Изменить размер шрифта - +
Оставив в покое кепку, взял в руки портфель. Главное правило тирмена: не суетись и не вмешивайся ни во что. Даже если тебя будут ставить к кирпичной стенке. Вмешаются другие, кому положено. Интересно, кто из них троих сейчас стоял на краю, у самой кромки? Он - или «ежик» с «боксером»? Со стороны бы взглянуть!

    Он шагнул в темноту парка.

    Сзади донесся голос «боксера»:

    - Извини, мужик!

    Возле тира было пусто. Странно пусто для воскресного вечера. Петр Леонидович огляделся, но, вопреки ожиданиям, автомобиля поблизости не оказалось. Поздние гости топали пешком - значит, невелики птицы. С такими не имеет смысла разговаривать, даже смотреть в их сторону - излишняя трата сил. Но ведь получилось - двое первых попавшихся «гопников» сгоняют с места тирмена, а вся королевская конница и вся королевская рать...

    Вдали, в начале главной аллеи, раздалось гудение мотора. Не иначе к «ежику» и «боксеру» подмога катит? Старик улыбнулся, двинул плечами под парусиновым пиджаком. И без резерва главного командования обошлось. С богатырских плеч (под парусиной которые) сняли голову, причем не большой горой, а соломинкой. Никаких тебе «и аз воздам».

    В лицо ударил свет фар.
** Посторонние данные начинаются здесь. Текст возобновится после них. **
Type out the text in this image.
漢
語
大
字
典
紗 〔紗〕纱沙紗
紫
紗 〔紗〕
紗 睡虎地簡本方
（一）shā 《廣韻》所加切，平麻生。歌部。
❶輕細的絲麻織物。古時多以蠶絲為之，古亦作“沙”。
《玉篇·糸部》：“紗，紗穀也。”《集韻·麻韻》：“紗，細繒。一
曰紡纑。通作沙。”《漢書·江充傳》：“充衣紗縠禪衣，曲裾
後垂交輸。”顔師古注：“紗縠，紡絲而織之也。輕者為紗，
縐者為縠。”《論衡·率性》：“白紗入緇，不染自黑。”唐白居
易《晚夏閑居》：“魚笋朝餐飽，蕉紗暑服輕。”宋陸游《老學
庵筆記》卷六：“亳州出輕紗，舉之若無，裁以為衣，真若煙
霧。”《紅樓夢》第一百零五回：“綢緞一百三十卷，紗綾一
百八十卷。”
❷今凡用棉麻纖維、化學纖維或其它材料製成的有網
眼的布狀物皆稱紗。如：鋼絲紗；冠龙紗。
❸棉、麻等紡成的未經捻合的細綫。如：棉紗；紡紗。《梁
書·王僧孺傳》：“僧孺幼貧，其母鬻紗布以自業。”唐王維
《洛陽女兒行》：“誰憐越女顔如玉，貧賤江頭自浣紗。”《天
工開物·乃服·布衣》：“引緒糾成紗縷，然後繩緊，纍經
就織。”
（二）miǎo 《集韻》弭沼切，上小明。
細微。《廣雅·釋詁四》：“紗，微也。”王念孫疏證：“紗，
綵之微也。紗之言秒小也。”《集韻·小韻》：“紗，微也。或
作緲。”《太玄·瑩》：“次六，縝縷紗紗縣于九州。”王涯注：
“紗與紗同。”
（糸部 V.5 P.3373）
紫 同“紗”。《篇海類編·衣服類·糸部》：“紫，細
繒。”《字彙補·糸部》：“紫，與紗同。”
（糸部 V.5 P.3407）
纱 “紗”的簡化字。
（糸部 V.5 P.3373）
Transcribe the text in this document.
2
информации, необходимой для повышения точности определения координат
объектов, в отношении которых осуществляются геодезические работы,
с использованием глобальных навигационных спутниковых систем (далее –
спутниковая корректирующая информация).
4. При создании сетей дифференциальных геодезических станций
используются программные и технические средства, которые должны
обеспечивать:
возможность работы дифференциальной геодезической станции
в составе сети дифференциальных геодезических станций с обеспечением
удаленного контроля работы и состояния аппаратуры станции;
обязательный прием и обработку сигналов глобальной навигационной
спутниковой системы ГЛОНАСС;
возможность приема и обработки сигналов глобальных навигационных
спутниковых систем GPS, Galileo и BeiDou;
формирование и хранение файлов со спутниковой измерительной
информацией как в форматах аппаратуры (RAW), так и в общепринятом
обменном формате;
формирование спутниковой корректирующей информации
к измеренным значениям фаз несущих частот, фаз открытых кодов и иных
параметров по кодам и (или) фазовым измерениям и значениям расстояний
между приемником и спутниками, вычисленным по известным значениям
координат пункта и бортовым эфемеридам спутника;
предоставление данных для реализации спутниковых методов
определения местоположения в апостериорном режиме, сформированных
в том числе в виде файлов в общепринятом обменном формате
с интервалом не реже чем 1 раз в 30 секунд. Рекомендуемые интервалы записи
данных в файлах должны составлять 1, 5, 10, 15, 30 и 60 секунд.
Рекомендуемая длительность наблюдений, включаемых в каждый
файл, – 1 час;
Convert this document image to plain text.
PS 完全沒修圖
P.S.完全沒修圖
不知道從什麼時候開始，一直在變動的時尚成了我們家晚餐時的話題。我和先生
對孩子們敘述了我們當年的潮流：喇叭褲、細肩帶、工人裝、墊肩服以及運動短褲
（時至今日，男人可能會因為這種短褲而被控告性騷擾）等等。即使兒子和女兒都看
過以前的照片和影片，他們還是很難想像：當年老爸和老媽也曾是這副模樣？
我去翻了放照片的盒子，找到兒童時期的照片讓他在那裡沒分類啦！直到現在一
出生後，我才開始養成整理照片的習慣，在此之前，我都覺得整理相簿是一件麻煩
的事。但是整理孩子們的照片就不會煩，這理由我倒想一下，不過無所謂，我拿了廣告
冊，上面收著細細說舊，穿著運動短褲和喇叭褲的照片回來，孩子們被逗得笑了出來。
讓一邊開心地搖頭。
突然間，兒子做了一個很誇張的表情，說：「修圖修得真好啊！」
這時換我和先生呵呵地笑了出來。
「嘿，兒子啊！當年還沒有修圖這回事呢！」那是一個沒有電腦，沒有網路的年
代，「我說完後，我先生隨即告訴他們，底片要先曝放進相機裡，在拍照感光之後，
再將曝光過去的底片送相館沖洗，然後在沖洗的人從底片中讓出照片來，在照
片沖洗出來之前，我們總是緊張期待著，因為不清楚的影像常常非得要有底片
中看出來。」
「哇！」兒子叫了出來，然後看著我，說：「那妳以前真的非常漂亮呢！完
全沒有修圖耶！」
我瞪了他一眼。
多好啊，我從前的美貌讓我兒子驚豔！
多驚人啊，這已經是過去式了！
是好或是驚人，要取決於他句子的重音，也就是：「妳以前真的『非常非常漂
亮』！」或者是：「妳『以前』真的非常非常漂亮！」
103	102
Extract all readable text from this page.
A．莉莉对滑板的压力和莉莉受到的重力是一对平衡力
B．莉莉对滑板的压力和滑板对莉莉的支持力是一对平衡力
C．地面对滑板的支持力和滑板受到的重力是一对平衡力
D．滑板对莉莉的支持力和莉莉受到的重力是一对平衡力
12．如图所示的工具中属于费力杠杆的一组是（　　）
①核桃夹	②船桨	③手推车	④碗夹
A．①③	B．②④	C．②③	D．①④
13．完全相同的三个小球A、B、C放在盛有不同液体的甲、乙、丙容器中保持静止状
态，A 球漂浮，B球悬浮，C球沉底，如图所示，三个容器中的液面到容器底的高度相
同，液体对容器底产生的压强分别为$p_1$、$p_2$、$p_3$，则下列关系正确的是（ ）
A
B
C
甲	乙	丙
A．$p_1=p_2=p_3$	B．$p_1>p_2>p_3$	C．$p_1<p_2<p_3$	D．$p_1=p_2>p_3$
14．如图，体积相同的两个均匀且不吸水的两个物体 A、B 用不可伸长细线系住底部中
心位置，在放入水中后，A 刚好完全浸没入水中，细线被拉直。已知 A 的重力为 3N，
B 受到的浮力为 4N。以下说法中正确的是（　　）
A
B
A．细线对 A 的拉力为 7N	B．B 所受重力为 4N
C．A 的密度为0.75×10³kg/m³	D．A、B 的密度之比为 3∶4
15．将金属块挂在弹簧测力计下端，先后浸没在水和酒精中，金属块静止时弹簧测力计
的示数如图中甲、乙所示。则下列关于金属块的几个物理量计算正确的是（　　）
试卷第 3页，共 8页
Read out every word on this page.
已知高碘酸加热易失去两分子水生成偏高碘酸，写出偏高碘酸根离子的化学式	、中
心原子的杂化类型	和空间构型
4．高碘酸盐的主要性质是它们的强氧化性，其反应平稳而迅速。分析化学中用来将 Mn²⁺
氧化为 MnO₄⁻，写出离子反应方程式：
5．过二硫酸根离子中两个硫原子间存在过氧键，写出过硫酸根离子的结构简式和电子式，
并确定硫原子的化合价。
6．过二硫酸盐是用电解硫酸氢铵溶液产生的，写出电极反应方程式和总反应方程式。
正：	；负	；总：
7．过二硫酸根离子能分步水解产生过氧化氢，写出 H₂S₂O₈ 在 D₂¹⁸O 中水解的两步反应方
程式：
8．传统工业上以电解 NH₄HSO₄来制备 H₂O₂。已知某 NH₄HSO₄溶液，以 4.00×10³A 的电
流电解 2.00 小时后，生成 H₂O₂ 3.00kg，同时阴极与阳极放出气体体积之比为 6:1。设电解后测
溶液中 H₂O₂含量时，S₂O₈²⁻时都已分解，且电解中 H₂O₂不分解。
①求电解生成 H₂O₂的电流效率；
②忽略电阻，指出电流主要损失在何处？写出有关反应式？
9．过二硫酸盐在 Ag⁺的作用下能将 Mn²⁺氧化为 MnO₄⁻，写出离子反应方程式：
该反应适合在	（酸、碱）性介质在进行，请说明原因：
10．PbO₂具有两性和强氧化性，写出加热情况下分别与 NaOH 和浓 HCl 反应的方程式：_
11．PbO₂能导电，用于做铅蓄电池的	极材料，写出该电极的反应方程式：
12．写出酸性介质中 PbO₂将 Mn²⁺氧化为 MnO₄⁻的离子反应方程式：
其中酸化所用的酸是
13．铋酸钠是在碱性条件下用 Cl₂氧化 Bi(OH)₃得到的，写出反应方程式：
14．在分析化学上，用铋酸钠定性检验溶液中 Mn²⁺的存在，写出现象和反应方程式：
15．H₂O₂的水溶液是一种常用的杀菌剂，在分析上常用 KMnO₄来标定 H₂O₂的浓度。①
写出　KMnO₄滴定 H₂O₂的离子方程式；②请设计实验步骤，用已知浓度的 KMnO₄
Успели оба: Петр Леонидович - шагнуть в сторону, неведомый шофер - затормозить. С визгом тормозов, со скрипом, с противным запахом горелой резины.

    - Господин Кондратьев? Петр Леонидович?

    Старик вытер ладонью слезящиеся глаза и еле удержался, чтобы не хмыкнуть. Горе вам, маловеры! Вот и «аз воздам» прикатил - на «шестисотом» «мерсе».

    - Господин Кондратьев?

    Мельком подумалось, что «господин» в устах неизвестного звучит не слишком уверенно. Кажется, «гражданин» для него привычнее. Или даже «гражданин начальник».

    - С кем имею честь?

    На этот раз не сдержался. «С кем имею честь?» - сухо и ровно спросил отец, когда дверь рухнула под ударами прикладов...

    - Зинченко, Борис Григорьевич.

    Оставалось вновь, в который раз за вечер, оценить обстановку. Темно, пусто, безлюдно. У входа в кинотеатр сиротливо застыла, обнявшись, поздняя парочка. Возле тира - ни души. Те двое внутри, не иначе в сейфе роются, клад ищут. И, наконец, Зинченко Борис Григорьевич выглядывает из раскрытой дверцы «Мерседеса». Бородат, широкоплеч, лицо...

    Не рассмотреть, темно.

    - Что вам угодно, сударь?

    Все-таки переборщил. Бородатый с недоумением поднял голову, решив, вероятно, как и давешний амбал, что слух начинает шалить. Простые советские тирщики, краса и гордость развлекательного сектора, таких слов и в таком тоне обычно не употребляют. А с тирменами Борис Григорьевич не встречался. Ничего, пусть привыкает!

    - Угодно? Да, в сущности... Может, поговорим в машине?

    Петр Леонидович чуть было не согласился. Разницы никакой, что в машине, что на холодной пустой аллее. Внезапно вспомнились слова лейтенанта Карамышева: «Первое дело в разговоре что? Место! Чтобы ты вроде как дома, а он - наоборот. Значит, счет уже в твою пользу. Понял, старшой?».

    - Поговорим здесь, господин Зинченко. - Старик без особой нужды поглядел в темное, затянутое тучами небо. - Здесь...

    Теперь обождем, пока гость выберется из машины. Тоже небесполезно: посуетится перед разговором, неудобство ощутит. Дверь «Мерседеса» пошире, чем у «Запорожца», но для крупногабаритного Бориса Григорьевича узковата будет.